- Born: 1969 (age 56–57) Thanh Hóa, Vietnam
- Citizenship: Vietnam
- Occupation: Property developer
- Organisation: Sun Group Vietnam

= Lê Viết Lam =

Vietnamese businessman

Lê Viết Lam (born 1969) is a Vietnamese businessman, entrepreneur, and property developer. He is the founder of Sun Group Vietnam.

==Biography==
Lê Viết Lam was born in 1969 in Hoằng Quang commune, Hoằng Hóa district, Thanh Hóa province.

In 1987, after studying for a year at the Faculty of Textile Energy Engineering at Hanoi University of Science and Technology, he was sent to Russia to study and obtained a master's degree in 1992.

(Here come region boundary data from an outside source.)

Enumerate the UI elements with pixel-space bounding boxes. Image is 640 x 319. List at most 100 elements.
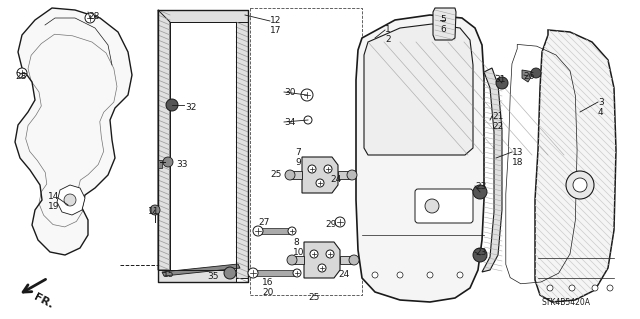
Circle shape (308, 165, 316, 173)
Circle shape (318, 264, 326, 272)
Circle shape (372, 272, 378, 278)
Text: 15: 15 (163, 270, 175, 279)
Text: 12: 12 (270, 16, 282, 25)
Text: 7: 7 (295, 148, 301, 157)
Text: 2: 2 (385, 35, 390, 44)
Circle shape (166, 99, 178, 111)
Text: 9: 9 (295, 158, 301, 167)
Text: 26: 26 (523, 72, 534, 81)
Circle shape (473, 248, 487, 262)
Polygon shape (433, 8, 456, 40)
Text: 33: 33 (176, 160, 188, 169)
Circle shape (397, 272, 403, 278)
Circle shape (310, 250, 318, 258)
Polygon shape (340, 256, 354, 264)
Circle shape (573, 178, 587, 192)
Polygon shape (338, 171, 352, 179)
Text: 3: 3 (598, 98, 604, 107)
Text: 20: 20 (262, 288, 273, 297)
Circle shape (335, 217, 345, 227)
Text: 35: 35 (207, 272, 218, 281)
Polygon shape (290, 171, 302, 179)
Text: 21: 21 (492, 112, 504, 121)
Text: 23: 23 (475, 248, 486, 257)
Text: 24: 24 (338, 270, 349, 279)
Polygon shape (292, 256, 304, 264)
Circle shape (473, 185, 487, 199)
Polygon shape (302, 157, 338, 193)
Circle shape (347, 170, 357, 180)
Text: 30: 30 (284, 88, 296, 97)
Circle shape (304, 116, 312, 124)
Text: FR.: FR. (32, 292, 55, 310)
Text: 34: 34 (284, 118, 296, 127)
Polygon shape (356, 15, 484, 302)
Polygon shape (158, 10, 248, 22)
Circle shape (224, 267, 236, 279)
Polygon shape (57, 185, 85, 215)
Text: 1: 1 (385, 25, 391, 34)
Circle shape (293, 269, 301, 277)
Text: 4: 4 (598, 108, 604, 117)
Circle shape (64, 194, 76, 206)
Text: 23: 23 (475, 182, 486, 191)
Text: 22: 22 (492, 122, 503, 131)
Circle shape (248, 268, 258, 278)
Text: 19: 19 (48, 202, 60, 211)
Circle shape (457, 272, 463, 278)
Polygon shape (158, 160, 162, 168)
Polygon shape (162, 264, 240, 276)
Polygon shape (15, 8, 132, 255)
Polygon shape (364, 24, 473, 155)
Text: 5: 5 (440, 15, 445, 24)
Text: 25: 25 (270, 170, 282, 179)
Text: 28: 28 (88, 12, 99, 21)
Text: STK4B5420A: STK4B5420A (542, 298, 591, 307)
Circle shape (531, 68, 541, 78)
Circle shape (607, 285, 613, 291)
Text: 11: 11 (148, 207, 159, 216)
FancyBboxPatch shape (415, 189, 473, 223)
Text: 27: 27 (258, 218, 269, 227)
Circle shape (301, 89, 313, 101)
Circle shape (547, 285, 553, 291)
Circle shape (349, 255, 359, 265)
Text: 25: 25 (308, 293, 319, 302)
Text: 31: 31 (494, 75, 506, 84)
Circle shape (566, 171, 594, 199)
Circle shape (316, 179, 324, 187)
Circle shape (17, 68, 27, 78)
Polygon shape (260, 228, 290, 234)
Circle shape (287, 255, 297, 265)
Circle shape (288, 227, 296, 235)
Circle shape (253, 226, 263, 236)
Circle shape (150, 205, 160, 215)
Polygon shape (522, 70, 534, 82)
Text: 18: 18 (512, 158, 524, 167)
Polygon shape (158, 10, 170, 270)
Circle shape (163, 157, 173, 167)
Polygon shape (304, 242, 340, 278)
Circle shape (569, 285, 575, 291)
Text: 29: 29 (325, 220, 337, 229)
Text: 8: 8 (293, 238, 299, 247)
Text: 28: 28 (15, 72, 26, 81)
Text: 16: 16 (262, 278, 273, 287)
Circle shape (496, 77, 508, 89)
Text: 6: 6 (440, 25, 445, 34)
Text: 14: 14 (48, 192, 60, 201)
Circle shape (592, 285, 598, 291)
Circle shape (285, 170, 295, 180)
Text: 24: 24 (330, 175, 341, 184)
Text: 32: 32 (185, 103, 196, 112)
Circle shape (326, 250, 334, 258)
Text: 10: 10 (293, 248, 305, 257)
Polygon shape (535, 30, 616, 302)
Polygon shape (482, 68, 502, 272)
Text: 17: 17 (270, 26, 282, 35)
Circle shape (427, 272, 433, 278)
Circle shape (425, 199, 439, 213)
Polygon shape (236, 22, 248, 278)
Text: 13: 13 (512, 148, 524, 157)
Circle shape (324, 165, 332, 173)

In 1993, he and Phạm Nhật Vượng, together with a group of young people, established the Barabarosha market.

Later, Lam and Vượng founded Technocom company. Initially, the company sold instant noodles under the brand name Mivina. Technocom then became a market leader in dehydrated culinary products in Ukraine, before being sold to Nestlé in 2009.

While Vượng remained with Technocom for a while before returning to Vietnam to found Vingroup, Lam and a few partners soon left the company to establish Sun Group in 2007.